Spring has given us a bit of a head fake here on the plains. I was tempted to daydream of long summer days on the Snake River. A sudden change in the wind's direction brought me back to the current, windy, cold days. Summer remains a few months away here on the plains, and even more distant in the Tetons.
My thoughts drifted back to the many lessons fly-fishing has taught me. Many of those insights are shared here. Maddie and Art among the instructors. The lessons run the gamut, from fly selection to presentation. The starting point is generally the selection of the fly. Dry flies for the mid-summer top water eat. Nymphs for the early season bite. Streamers for the big fish in the deep holes.
Ironically, one of the holes in my angling game was streamers. The irony, everyone likes to catch the big fish, me included. So, why would I neglect this area of my skills? What I had learned worked most of the time. There was little need to evolve when I was having success. My experience was predominantly in the summer and early fall. This is when the classic topwater or dry-fly eats happen. The nymph in my mind was an addition to get to a second level in the water column. This is where 80% of the food is consumed by the native Cutthroat trout. Below the surface of the river.
Streamers are flies designed to imitate other fish and larger food in the water, like leeches and even mice! They are a bigger meal for the trout. Bigger meal, bigger fish. The challenge is learning technique. This took more patience than I could muster. So, I just used the technique I knew, because I had been successful in the past.
Last autumn, I was determined to learn the streamer game. I was with a friend, one of the usual suspects, when I decided to commit for the day. Streamers only for that day. It was slow anyway, as winter was approaching. Let’s give it a go!
The first casts were on target, no results. Then, less than an hour into the experience, bam! A bite, I missed the hookset. I learned something; the bite was more subtle than I thought. Again, cast into the deep hole I know as the corner pocket. Bam! This time, less subtle, and the strip set was perfect. A huge Cutthroat, close to 20 inches. Wow! He was almost to the gravel bar I was standing on, and he thrashed his head to the north and broke my line. Augh!!
The next cast, bam! Another big fish, hookset good, caught and landed. I was screaming I was so excited.

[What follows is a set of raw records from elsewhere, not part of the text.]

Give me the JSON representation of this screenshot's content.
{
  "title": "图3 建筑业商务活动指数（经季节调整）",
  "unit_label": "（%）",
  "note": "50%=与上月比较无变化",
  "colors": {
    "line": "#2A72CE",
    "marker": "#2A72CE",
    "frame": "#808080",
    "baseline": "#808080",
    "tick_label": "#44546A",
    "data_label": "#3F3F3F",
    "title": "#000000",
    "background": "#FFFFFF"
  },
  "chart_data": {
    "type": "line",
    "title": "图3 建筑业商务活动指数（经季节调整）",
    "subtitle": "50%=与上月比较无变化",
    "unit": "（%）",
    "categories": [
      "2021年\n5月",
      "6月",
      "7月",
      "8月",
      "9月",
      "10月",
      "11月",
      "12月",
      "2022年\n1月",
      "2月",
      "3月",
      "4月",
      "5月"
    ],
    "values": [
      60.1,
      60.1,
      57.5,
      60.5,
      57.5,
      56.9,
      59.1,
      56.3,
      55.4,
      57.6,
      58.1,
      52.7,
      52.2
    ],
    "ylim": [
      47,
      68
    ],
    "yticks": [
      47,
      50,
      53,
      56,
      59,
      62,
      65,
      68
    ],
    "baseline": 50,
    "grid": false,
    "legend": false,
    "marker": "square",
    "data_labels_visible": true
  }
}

My friend looked at me curiously? I just figured out using streamers. This opens another section of the water column, where the big fish eat.
How does this relate to the market? The US is one of the worst-performing markets of developed countries year-to-date. Goldman Sachs issued a report yesterday that estimates that 55% of the cost of the tariffs was passed through to US consumers, while 22% falls on US businesses. That is $100 Billion, real money!
We are using the wrong fly. It isn’t working. Instead of restricting trade, why not feed it the right fly? Instead of punching trading partners in the face, why not develop these relationships?
…it all reminds me of an old saying, “if the only tool you have is a hammer, everything looks like a nail.”
Let’s try getting along, might catch a nice fish.